School’s out for summer! Now you’ve got time to tackle those fabulous craft masterpieces lingering on the patio, and more daylight hours to tackle the DIY project you’ve been shaping on Pinterest. But thoughts of running out of glue gun sticks, or the kids dripping paint onto the new carpet keep holding you back. Did you already drive to the craft shop to repurchase the supplies you know are hiding in a drawer? My clients often call me because their creativity is stymied by organizational problems. I’m sharing my top six simple organizing tips to release creativity blockage and get you enjoying your dream craft and hobby space this summer.
Define a Craft Storage and Workspace in Your Home: Whether in a kitchen cabinet or within an entire room dedicated to creativity, define a single area in your home for storing your supplies. Align this area with a clear work space so that you and your family can easily create on the fly. By creating a defined storage area and workspace you will avoid the dreaded “craft creep” of projects and supplies taking over your entire home and garage–and having to move projects around.
Visibility is Key: Picture an old fashion confectionary: if you need a visual reminder, visit The Sweet Shop in Los Altos where all the candies are immediately visible. Instead of gummy worms and licorice wheels, your repurposed clear glass jars and open containers will hold your supplies. Group like items together. For example, glues and tapes, glue guns and waxy sticks in one zone. A simple concept, but look around your current craft space–do you know where your paint brushes are–or the scissors? Your eyes should be dazzled and everything accessible to your fingertips.

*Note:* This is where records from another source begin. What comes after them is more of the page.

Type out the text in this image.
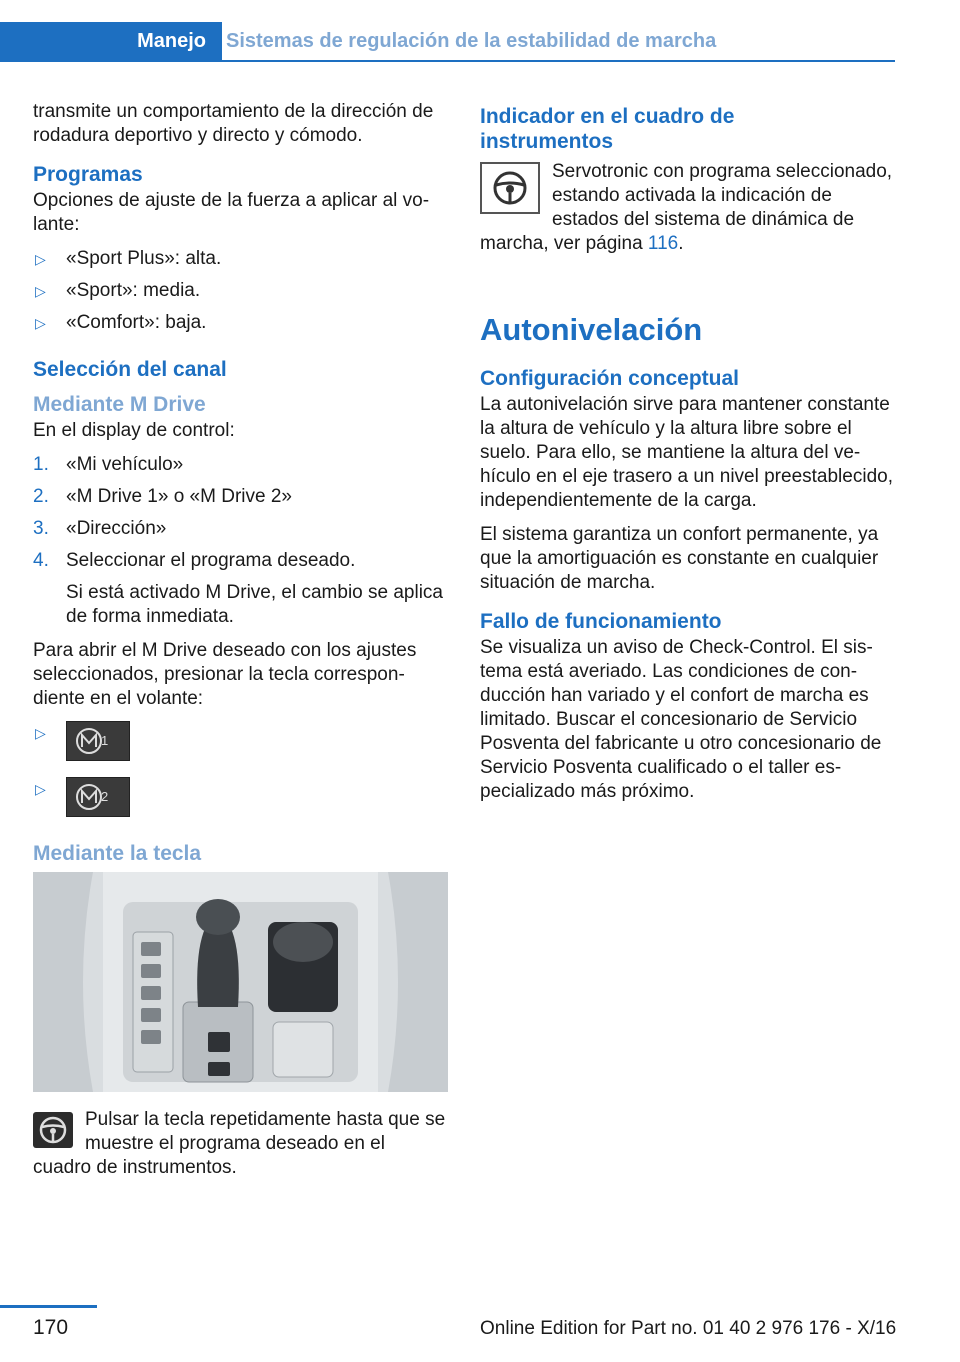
Manejo Sistemas de regulación de la estabilidad de marcha

transmite un comportamiento de la dirección de rodadura deportivo y directo y cómodo.

Programas

Opciones de ajuste de la fuerza a aplicar al volante:

▷ «Sport Plus»: alta.
▷ «Sport»: media.
▷ «Comfort»: baja.
Selección del canal
Mediante M Drive

En el display de control:

1. «Mi vehículo»
2. «M Drive 1» o «M Drive 2»
3. «Dirección»
4. Seleccionar el programa deseado.
Si está activado M Drive, el cambio se aplica de forma inmediata.

Para abrir el M Drive deseado con los ajustes seleccionados, presionar la tecla correspondiente en el volante:

▷	1
▷	2
Mediante la tecla
Pulsar la tecla repetidamente hasta que se muestre el programa deseado en el cuadro de instrumentos.
Indicador en el cuadro de instrumentos
Servotronic con programa seleccionado, estando activada la indicación de estados del sistema de dinámica de marcha, ver página 116.
Autonivelación
Configuración conceptual

La autonivelación sirve para mantener constante la altura de vehículo y la altura libre sobre el suelo. Para ello, se mantiene la altura del vehículo en el eje trasero a un nivel preestablecido, independientemente de la carga.

El sistema garantiza un confort permanente, ya que la amortiguación es constante en cualquier situación de marcha.

Fallo de funcionamiento

Se visualiza un aviso de Check-Control. El sistema está averiado. Las condiciones de conducción han variado y el confort de marcha es limitado. Buscar el concesionario de Servicio Posventa del fabricante u otro concesionario de Servicio Posventa cualificado o el taller especializado más próximo.

170	Online Edition for Part no. 01 40 2 976 176 - X/16
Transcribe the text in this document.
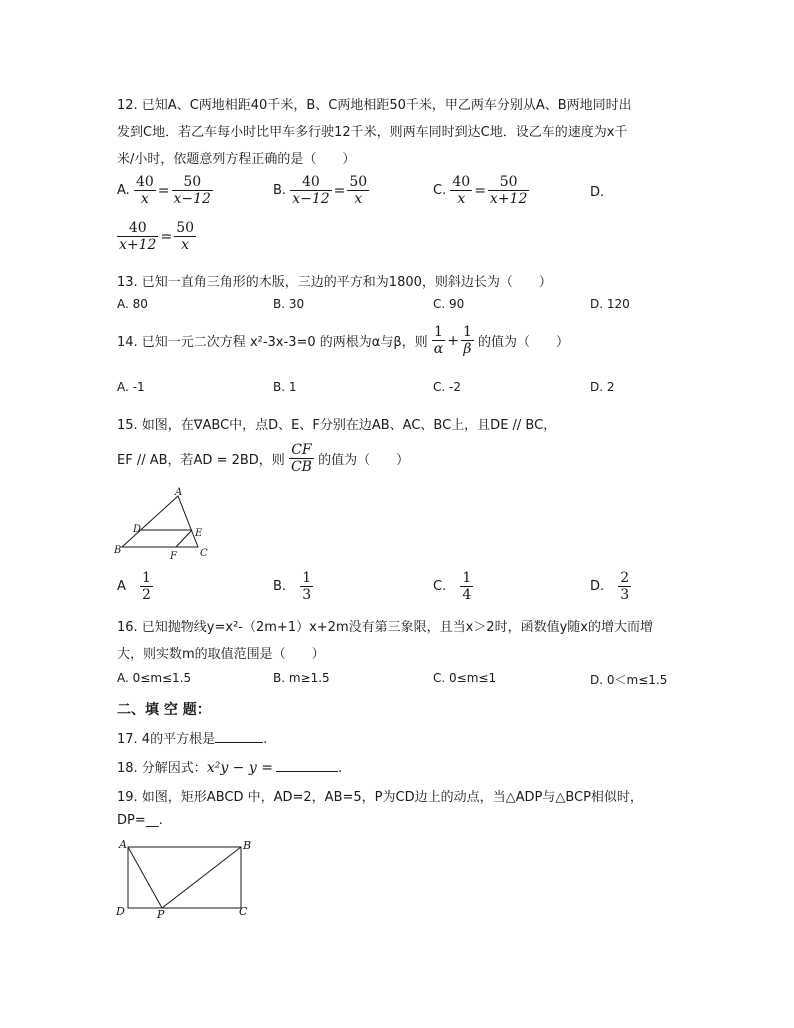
12. 已知A、C两地相距40千米，B、C两地相距50千米，甲乙两车分别从A、B两地同时出
发到C地．若乙车每小时比甲车多行驶12千米，则两车同时到达C地．设乙车的速度为x千
米/小时，依题意列方程正确的是（　　）
A. $\frac{40}{x} = \frac{50}{x-12}$	B. $\frac{40}{x-12} = \frac{50}{x}$	C. $\frac{40}{x} = \frac{50}{x+12}$	D.
$\frac{40}{x+12} = \frac{50}{x}$
13. 已知一直角三角形的木版，三边的平方和为1800，则斜边长为（　　）
A. 80	B. 30	C. 90	D. 120
14. 已知一元二次方程 x²-3x-3=0 的两根为α与β，则 $\frac{1}{\alpha} + \frac{1}{\beta}$ 的值为（　　）
A. -1	B. 1	C. -2	D. 2
15. 如图，在∇ABC中，点D、E、F分别在边AB、AC、BC上，且DE // BC，
EF // AB，若AD = 2BD，则 $\frac{CF}{CB}$ 的值为（　　）
A
D	E
B
F C
A $\frac{1}{2}$	B. $\frac{1}{3}$	C. $\frac{1}{4}$	D. $\frac{2}{3}$
16. 已知抛物线y=x²-（2m+1）x+2m没有第三象限，且当x＞2时，函数值y随x的增大而增
大，则实数m的取值范围是（　　）
A. 0≤m≤1.5	B. m≥1.5	C. 0≤m≤1	D. 0＜m≤1.5
二、填 空 题：
17. 4的平方根是	.
18. 分解因式：x²y − y =	.
19. 如图，矩形ABCD 中，AD=2，AB=5，P为CD边上的动点，当△ADP与△BCP相似时，
DP=__.
A	B
D	P	C
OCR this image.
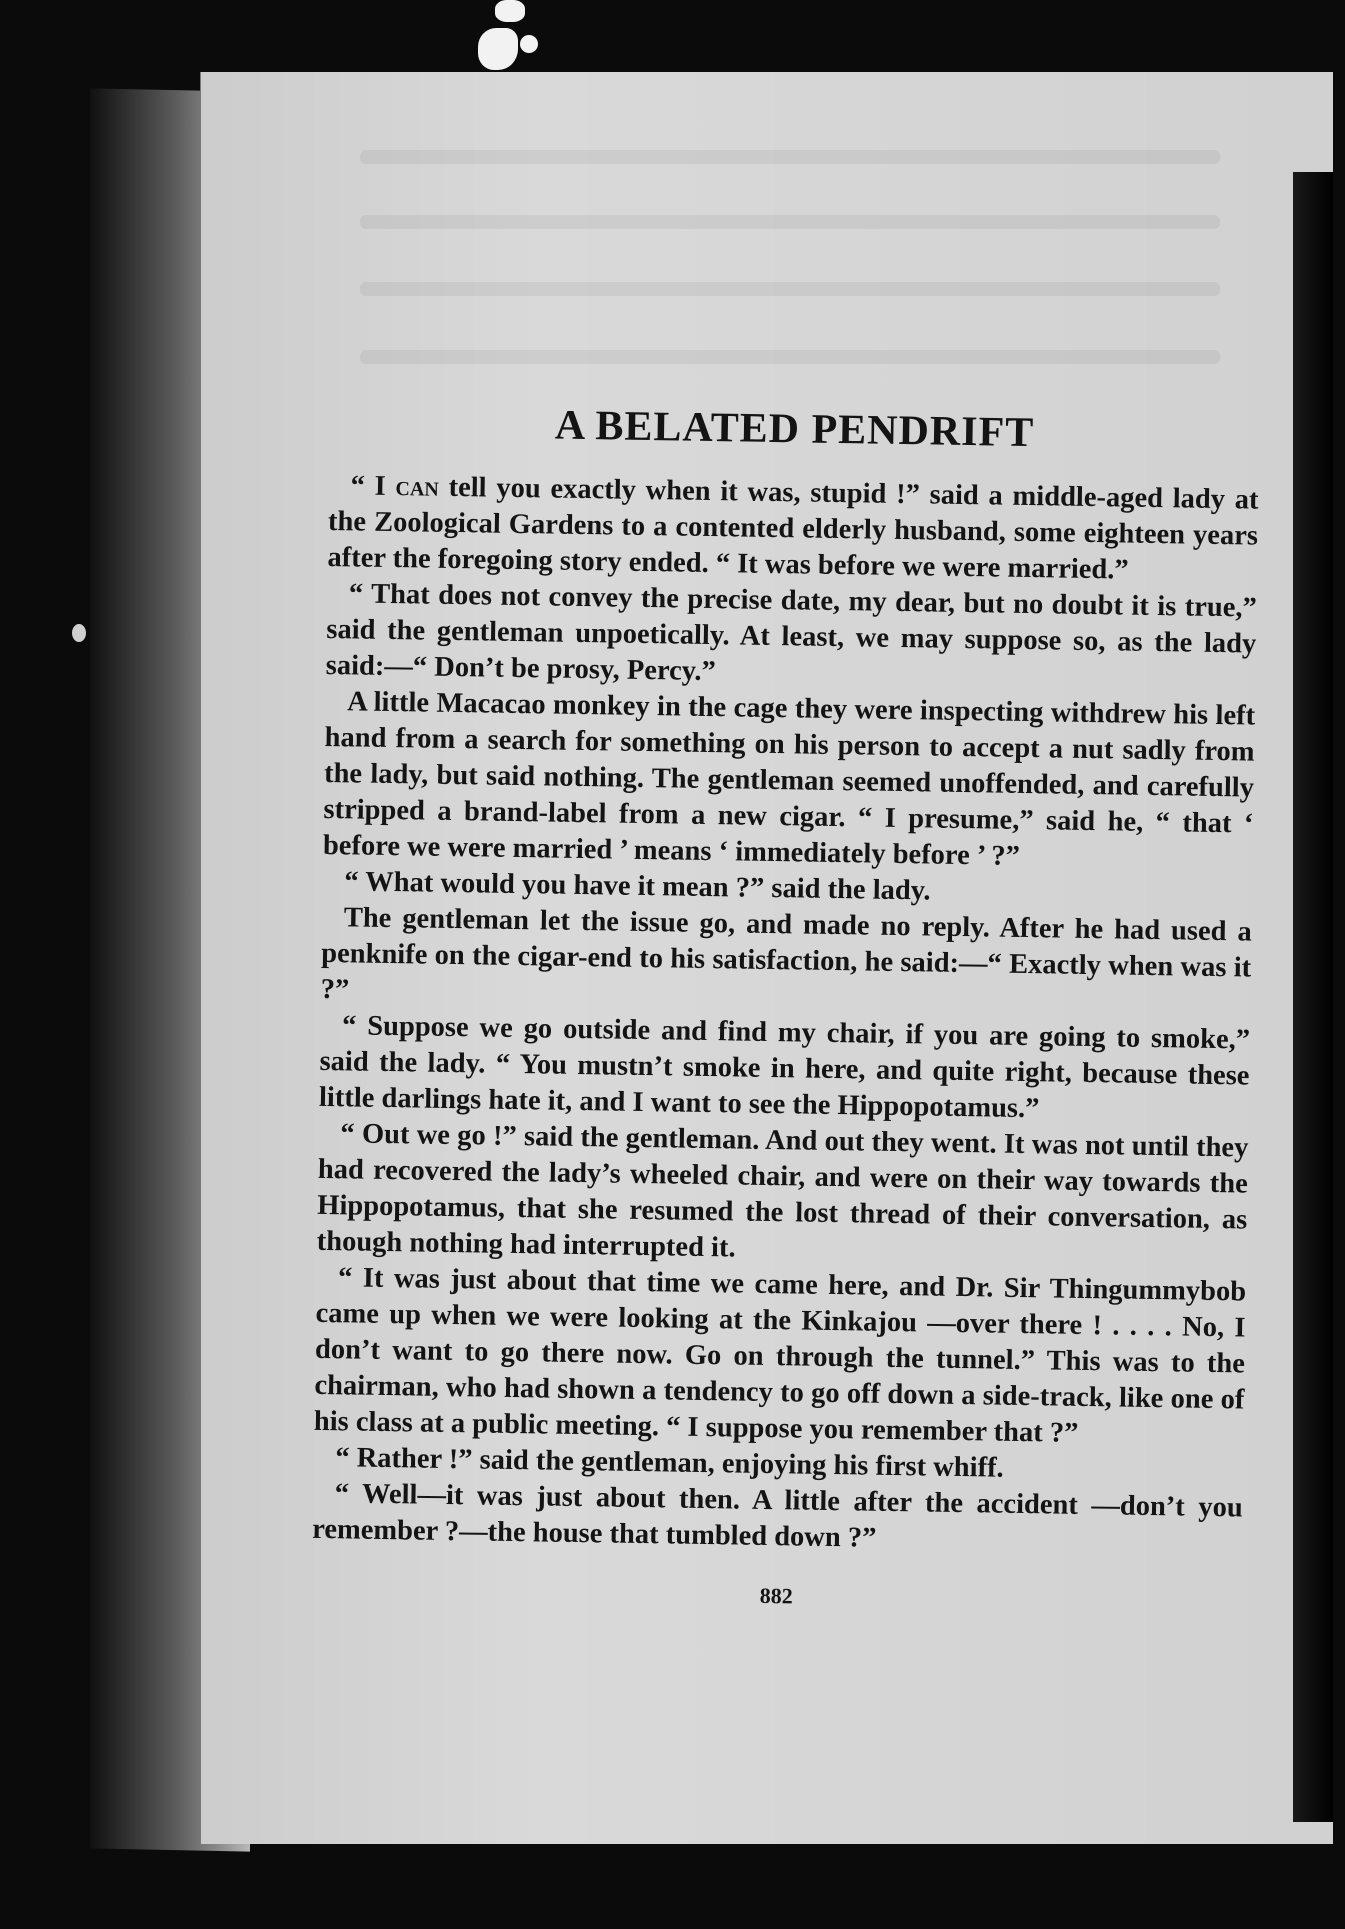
A BELATED PENDRIFT

“ I can tell you exactly when it was, stupid !” said a middle-aged lady at the Zoological Gardens to a contented elderly husband, some eighteen years after the foregoing story ended. “ It was before we were married.”

“ That does not convey the precise date, my dear, but no doubt it is true,” said the gentleman unpoetically. At least, we may suppose so, as the lady said:—“ Don’t be prosy, Percy.”

A little Macacao monkey in the cage they were inspecting withdrew his left hand from a search for something on his person to accept a nut sadly from the lady, but said nothing. The gentleman seemed unoffended, and carefully stripped a brand-label from a new cigar. “ I presume,” said he, “ that ‘ before we were married ’ means ‘ immediately before ’ ?”

“ What would you have it mean ?” said the lady.

The gentleman let the issue go, and made no reply. After he had used a penknife on the cigar-end to his satisfaction, he said:—“ Exactly when was it ?”

“ Suppose we go outside and find my chair, if you are going to smoke,” said the lady. “ You mustn’t smoke in here, and quite right, because these little darlings hate it, and I want to see the Hippopotamus.”

“ Out we go !” said the gentleman. And out they went. It was not until they had recovered the lady’s wheeled chair, and were on their way towards the Hippopotamus, that she resumed the lost thread of their conversation, as though nothing had interrupted it.

“ It was just about that time we came here, and Dr. Sir Thingummybob came up when we were looking at the Kinkajou —over there ! . . . . No, I don’t want to go there now. Go on through the tunnel.” This was to the chairman, who had shown a tendency to go off down a side-track, like one of his class at a public meeting. “ I suppose you remember that ?”

“ Rather !” said the gentleman, enjoying his first whiff.

“ Well—it was just about then. A little after the accident —don’t you remember ?—the house that tumbled down ?”

882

Narrow Down Your Interests: Dig deep to determine the projects you really enjoy working on. Whether it is painting, pottery, drawing, beading, scrapbooking or fly-tying, try to keep your interests as edited as possible. Honing in will help you save money when buying supplies and encourage you to maintain the space
One Project at a Time: Having a dozen half-finished projects on hand is stressful. Instead, try your best not to start a new project until your current inspiration is finished, and enjoy the satisfaction. I often refinish furniture from my estate sale business and only allow myself to have one project in process at a time. This also keeps the garage from filling up with treasures that you’ll get to “someday.”
Add Regular Purging Sessions to Your Calendar: It is difficult for creative minds to let go of items that might turn into a project, but I firmly believe that removing clutter will change your mind set. You will instantly see what you CAN do instead of what you need to do. Plan a craft supply swap party with your friends, or donate to a local non-profit; my personal favorite is R.A.F.T., Resource Area for Teachers, in Sunnyvale.
Create a Display Area: If you have children that are always creating and building a work of art, a designated display area is key. Encourage your children to pick their favorite pieces to remain on display, and those to be stored in a memory box to make room for new artwork. Teaching children these basic organizing skills will give them greater satisfaction with their craft results and also give them building blocks for learning efficiency.